Das war das Szenario der Jahresabschlussübung der Freiwilligen Feuerwehr Ober-Roden, die mit zwei Löschzügen und 38 Mitgliedern anrückte. Dazu kamen die Jugendabteilung, welche die Rollen der eingeschlossenen Kinder spielte. Mit neun Mitarbeitern und vier Wagen war auch die Johanniter Unfallhilfe vor Ort, die rasch ein Verbandszelt aufgebaut hatte und weitgehend zur Betreuung der Geretteten eingesetzt wurde.

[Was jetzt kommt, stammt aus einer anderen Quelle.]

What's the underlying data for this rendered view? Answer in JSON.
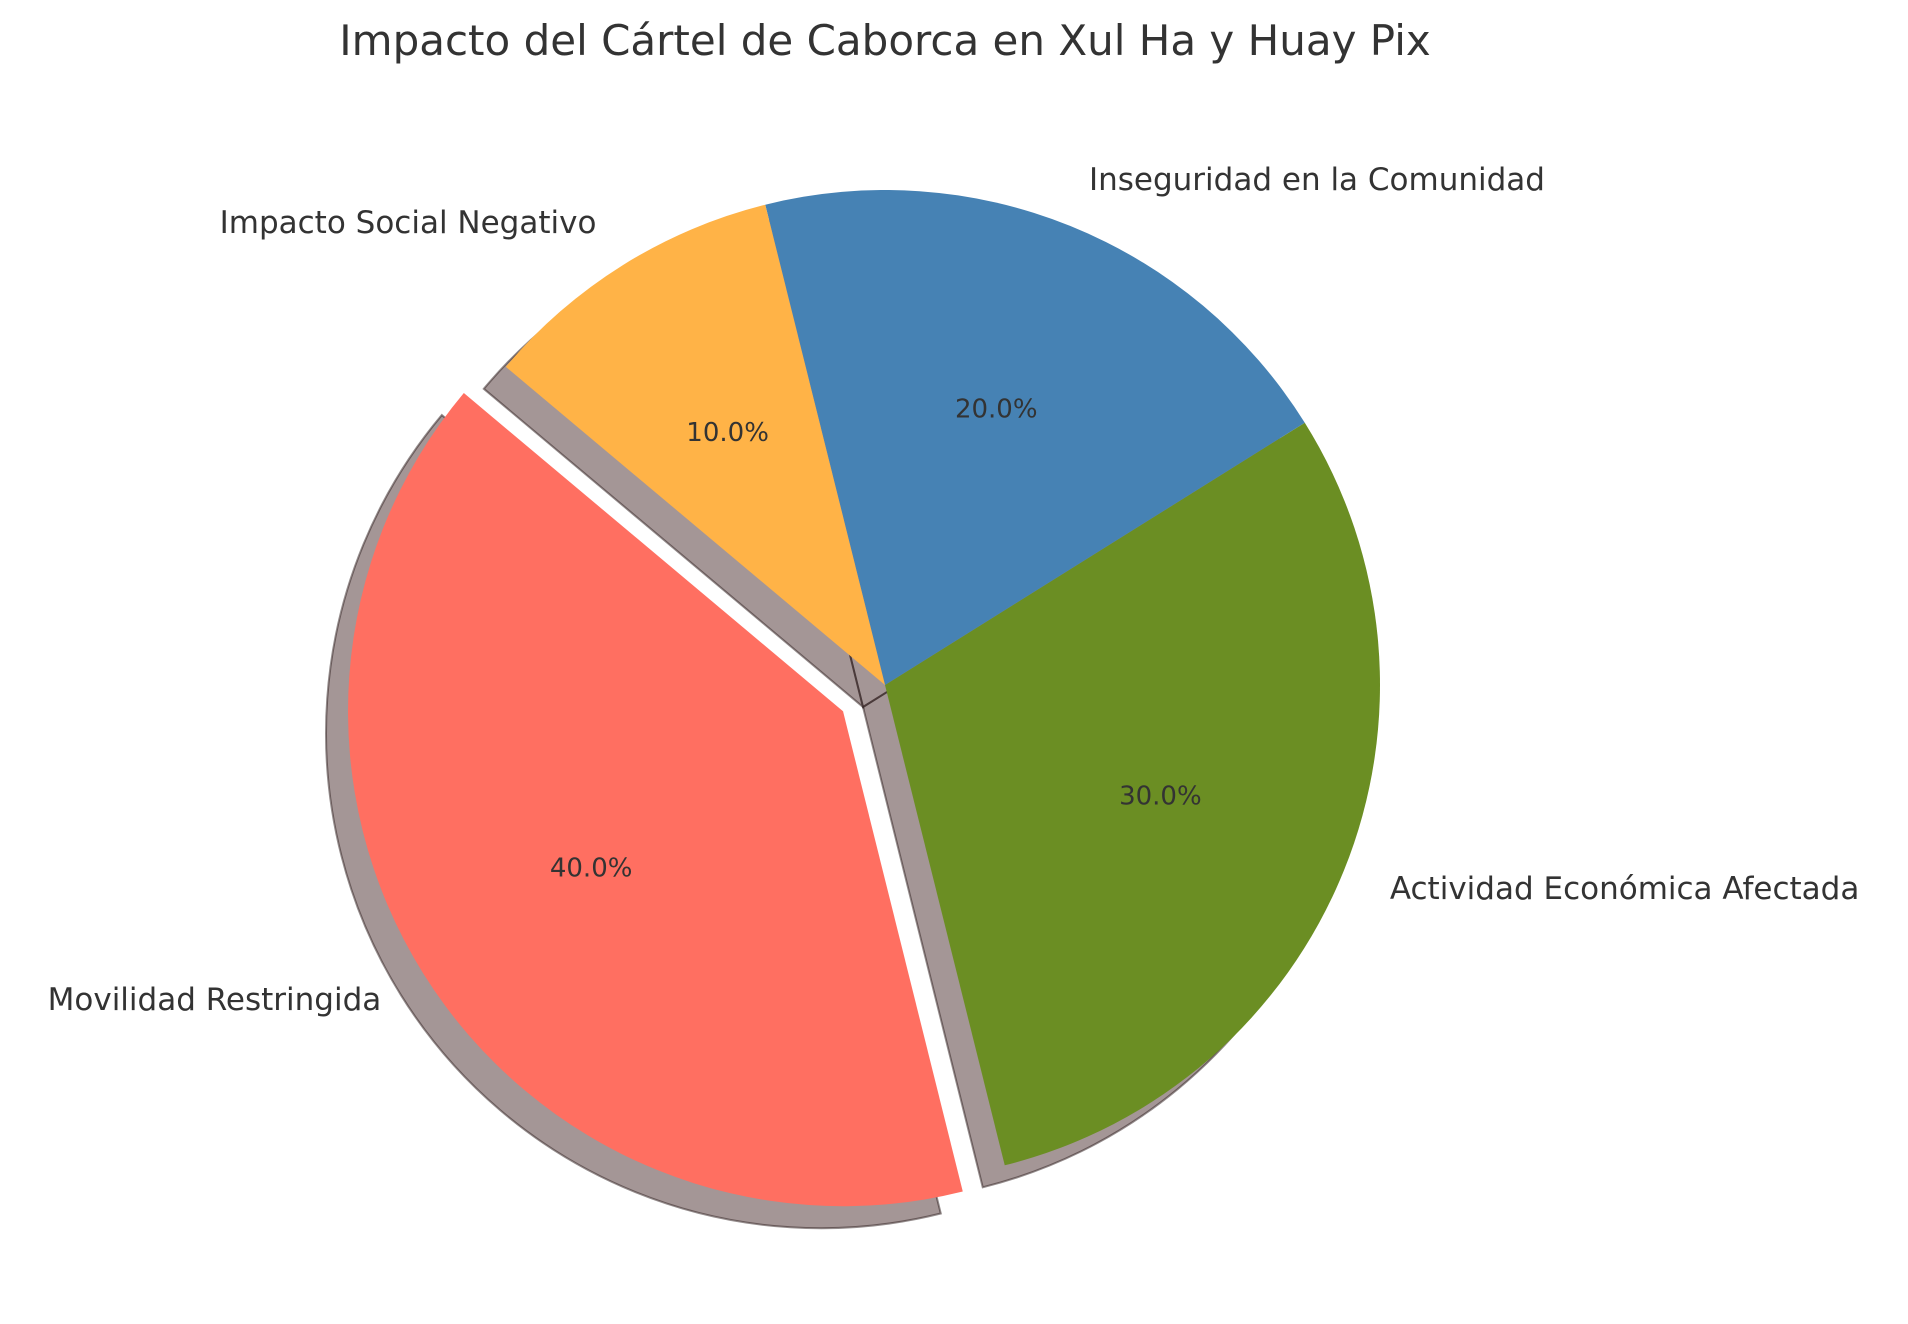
{
  "chart_data": {
    "type": "pie",
    "title": "Impacto del Cártel de Caborca en Xul Ha y Huay Pix",
    "start_angle": 140,
    "direction": "counterclockwise",
    "shadow": true,
    "slices": [
      {
        "label": "Movilidad Restringida",
        "value": 40,
        "pct_label": "40.0%",
        "color": "#FF6F61",
        "explode": 0.1
      },
      {
        "label": "Actividad Económica Afectada",
        "value": 30,
        "pct_label": "30.0%",
        "color": "#6B8E23",
        "explode": 0
      },
      {
        "label": "Inseguridad en la Comunidad",
        "value": 20,
        "pct_label": "20.0%",
        "color": "#4682B4",
        "explode": 0
      },
      {
        "label": "Impacto Social Negativo",
        "value": 10,
        "pct_label": "10.0%",
        "color": "#FFB347",
        "explode": 0
      }
    ]
  }
}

Die Freiwillige Feuerwehr Ober-Roden rückte zur Jahresabschlussübung mit zwei Löschzügen und 38 Mitgliedern an.

Schwerpunkt der Übung, die durch die Gruppe III ausgearbeitet und von Einsatzleiter Frank Schneider betreut wurde, war ein Löscheinsatz unter sehr beengten Verhältnissen in der Trinkbrunnenstraße und vor dem Rathausplatz. Zwei Überdruck-Belüfter dienten dazu, die Fluchtwege in beiden Treppenhäusern rauchfrei zu bekommen; drei so genannte C-Rohre und ein Wenderohr wässerten den Dachstuhl des Horts und auch die angrenzende Stadtbücherei, um ein Übergreifen der Flammen zu verhindern.

Hauptaugenmerk auf systematischem Absuchen des Gebäudes

Ein Kind, gespielt vom Mitglied der Jugendfeuerwehr Merlin Rebel (15), wurde mit Ausziehleitern vom Balkon gerettet. Hauptaugenmerk wurde auf das systematische Absuchen des Gebäudes gelegt, wozu wie bei echten Einsätzen die Türen markiert wurden, um prüfen zu können, ob wirklich alle Räume durchsucht wurden.

Ein unter einem Vorbau besonders gut versteckter Dummy wurde rasch gefunden. Sechs Trupps mit je zwei Wehrleuten unter Atemschutz versuchten, das Gebäude schnellstmöglichst zu durchsuchen, Stockwerk für Stockwerk, Raum für Raum. Mit dem Atemschutzüberwachungsgerät wurden die Zeiten gestoppt - es schlägt bei jedem Träger Alarm, der sich nach 30 Minuten noch nicht zurückgemeldet hat.

Auch Teleskopmast kam in der engen Gasse zum Einsatz

30 Kilogramm etwa wiegt die Atemschutz-Ausrüstung einschließlich Rettungsaxt, Handlampe, Fluchthaube, Funkgerät und dem Spezialanzug. Auch der Teleskopmast, das Hubrettungsfahrzeug, kam in der engen Gasse präzise rangiert zum Einsatz. „Das Gebäude ist zum Anfahren mit dem Mast sehr anspruchsvoll, deshalb wurde am Schluss noch geübt, was in den Abläufen optimiert werden könnte“, erläuterte Übungsbeobachter Jens von der Brelie, der sich mit dem Ablauf sehr zufrieden zeigte.

Nach rund 45 Minuten war die Übung beendet und die Aufräumarbeiten brachten das Haus wieder in den Zustand, in dem es vorgefunden worden war. Dann ging‘s für alle Beteiligten in die Wache zur Ausarbeitung: waren alle Räume durchsucht, alles Versteckte gefunden und die Abläufe optimiert worden? Mit einer kurzen Nachbesprechung endete die gelungene Übung und bildete eine gute Grundlage, um würdig den 110. Geburtstag des Feuerwehrvereins zu begehen mit einem geselligen Abend, den Vereinsvorstand Herbert Weber vorbereitet hatte.